Despite all this, the government has come up with all sorts of fancy initiatives:
The Smart City project, but who will power this so-called smart city when we can’t even keep the dumb city lit?
PRIME, to build a new army of entrepreneurs. But how will they run businesses, by hand-cranking their machines like in the 1800s?
STEAM education in schools, to teach students the ancient art of fire-making since they will need it when the lights go out?
The solution is staring us in the face.
Fix the miserable grid. Before dreaming up futuristic projects, how about ensuring that the electricity we do have doesn’t disappear altogether?

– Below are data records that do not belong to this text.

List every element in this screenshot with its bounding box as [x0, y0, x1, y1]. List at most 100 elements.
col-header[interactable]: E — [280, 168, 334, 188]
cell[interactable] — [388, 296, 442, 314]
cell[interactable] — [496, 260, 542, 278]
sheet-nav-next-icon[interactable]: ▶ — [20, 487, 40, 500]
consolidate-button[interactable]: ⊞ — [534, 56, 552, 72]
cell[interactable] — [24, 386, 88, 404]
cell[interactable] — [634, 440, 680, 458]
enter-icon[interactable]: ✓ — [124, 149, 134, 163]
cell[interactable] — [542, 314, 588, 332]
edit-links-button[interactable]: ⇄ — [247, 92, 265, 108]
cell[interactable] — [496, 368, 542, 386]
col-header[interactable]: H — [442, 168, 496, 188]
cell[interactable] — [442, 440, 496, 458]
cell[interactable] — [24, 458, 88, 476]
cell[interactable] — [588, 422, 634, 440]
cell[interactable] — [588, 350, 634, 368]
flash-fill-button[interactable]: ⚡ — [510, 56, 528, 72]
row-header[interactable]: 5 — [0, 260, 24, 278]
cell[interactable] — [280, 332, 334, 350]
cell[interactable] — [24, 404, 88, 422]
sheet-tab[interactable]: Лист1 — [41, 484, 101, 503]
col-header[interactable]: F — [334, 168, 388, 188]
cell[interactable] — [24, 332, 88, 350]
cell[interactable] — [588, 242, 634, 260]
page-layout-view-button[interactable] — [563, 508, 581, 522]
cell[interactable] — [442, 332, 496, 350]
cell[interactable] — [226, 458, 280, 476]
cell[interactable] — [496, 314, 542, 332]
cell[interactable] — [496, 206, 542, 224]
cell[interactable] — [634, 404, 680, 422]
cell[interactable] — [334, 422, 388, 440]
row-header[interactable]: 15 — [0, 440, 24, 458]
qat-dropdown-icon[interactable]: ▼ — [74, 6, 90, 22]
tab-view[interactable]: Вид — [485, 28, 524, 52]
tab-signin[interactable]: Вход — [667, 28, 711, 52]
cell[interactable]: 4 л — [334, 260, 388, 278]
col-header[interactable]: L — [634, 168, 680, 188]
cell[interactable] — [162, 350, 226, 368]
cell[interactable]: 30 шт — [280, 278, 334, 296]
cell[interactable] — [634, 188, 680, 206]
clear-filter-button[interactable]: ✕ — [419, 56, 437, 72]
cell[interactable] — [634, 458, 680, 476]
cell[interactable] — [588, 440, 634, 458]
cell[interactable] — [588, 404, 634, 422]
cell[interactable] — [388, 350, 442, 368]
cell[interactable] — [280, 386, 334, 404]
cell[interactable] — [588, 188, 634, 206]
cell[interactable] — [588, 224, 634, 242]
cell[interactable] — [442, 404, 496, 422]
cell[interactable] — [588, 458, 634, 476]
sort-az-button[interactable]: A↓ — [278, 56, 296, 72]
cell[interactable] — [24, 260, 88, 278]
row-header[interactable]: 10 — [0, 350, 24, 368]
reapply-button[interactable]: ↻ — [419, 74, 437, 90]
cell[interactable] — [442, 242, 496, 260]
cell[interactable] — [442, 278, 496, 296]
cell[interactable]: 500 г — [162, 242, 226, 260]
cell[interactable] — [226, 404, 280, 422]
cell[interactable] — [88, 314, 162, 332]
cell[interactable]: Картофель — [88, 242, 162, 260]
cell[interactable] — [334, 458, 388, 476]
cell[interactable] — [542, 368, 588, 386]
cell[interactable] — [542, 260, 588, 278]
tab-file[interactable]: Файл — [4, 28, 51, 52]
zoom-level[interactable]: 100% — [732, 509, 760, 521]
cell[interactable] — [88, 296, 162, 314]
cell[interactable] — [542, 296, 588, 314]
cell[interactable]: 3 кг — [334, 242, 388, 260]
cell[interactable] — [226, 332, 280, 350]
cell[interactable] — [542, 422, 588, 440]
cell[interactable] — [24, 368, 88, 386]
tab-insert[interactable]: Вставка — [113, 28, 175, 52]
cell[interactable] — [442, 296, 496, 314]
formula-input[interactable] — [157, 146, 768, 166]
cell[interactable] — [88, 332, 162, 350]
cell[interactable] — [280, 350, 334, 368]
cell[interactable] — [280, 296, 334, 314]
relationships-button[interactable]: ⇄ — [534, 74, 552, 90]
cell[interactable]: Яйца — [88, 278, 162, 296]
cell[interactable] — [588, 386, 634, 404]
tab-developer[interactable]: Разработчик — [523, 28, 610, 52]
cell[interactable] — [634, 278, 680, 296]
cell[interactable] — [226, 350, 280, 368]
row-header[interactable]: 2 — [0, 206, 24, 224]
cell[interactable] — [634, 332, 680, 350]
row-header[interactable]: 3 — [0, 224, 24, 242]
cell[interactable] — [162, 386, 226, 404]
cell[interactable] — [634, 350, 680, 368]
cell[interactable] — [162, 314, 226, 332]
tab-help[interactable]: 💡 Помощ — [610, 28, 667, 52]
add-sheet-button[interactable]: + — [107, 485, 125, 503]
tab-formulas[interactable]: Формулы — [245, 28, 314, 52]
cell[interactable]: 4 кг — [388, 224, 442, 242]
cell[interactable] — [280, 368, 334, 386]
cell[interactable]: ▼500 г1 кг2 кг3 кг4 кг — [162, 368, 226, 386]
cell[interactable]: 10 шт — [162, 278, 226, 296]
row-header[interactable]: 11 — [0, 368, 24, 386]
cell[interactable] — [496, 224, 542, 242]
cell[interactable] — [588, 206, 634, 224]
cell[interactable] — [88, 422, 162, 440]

Renewable energy is everywhere, yet we remain pathetically power-starved. Meanwhile, this government hires consultants for everything, probably even to remind them to exhale after inhaling. So either make them do something useful for once or just admit we are paying obscene fees for professional head-scratchers.
The government must also hunt down every last rupee from the miserable industries that have feasted on free electricity for years. Pulling the plug on them isn’t punishment, it is a minor inconvenience. Because when we, the lesser mortals, miss a bill, we don’t just get a polite reminder, we get a disconnection notice delivered at the speed of light!
And we do not want to be fed the same recycled excuses:
We are working on it. We know you are not!
We need more time. You have had decades!
We will improve. After we start using kerosene lamps again?
This is not a request. This is not a plea. This is a demand for what is rightfully ours. Because we the people of Meghalaya deserve better.
And those in charge should remember, when history looks back at this moment, it will remember who failed and who paid the price!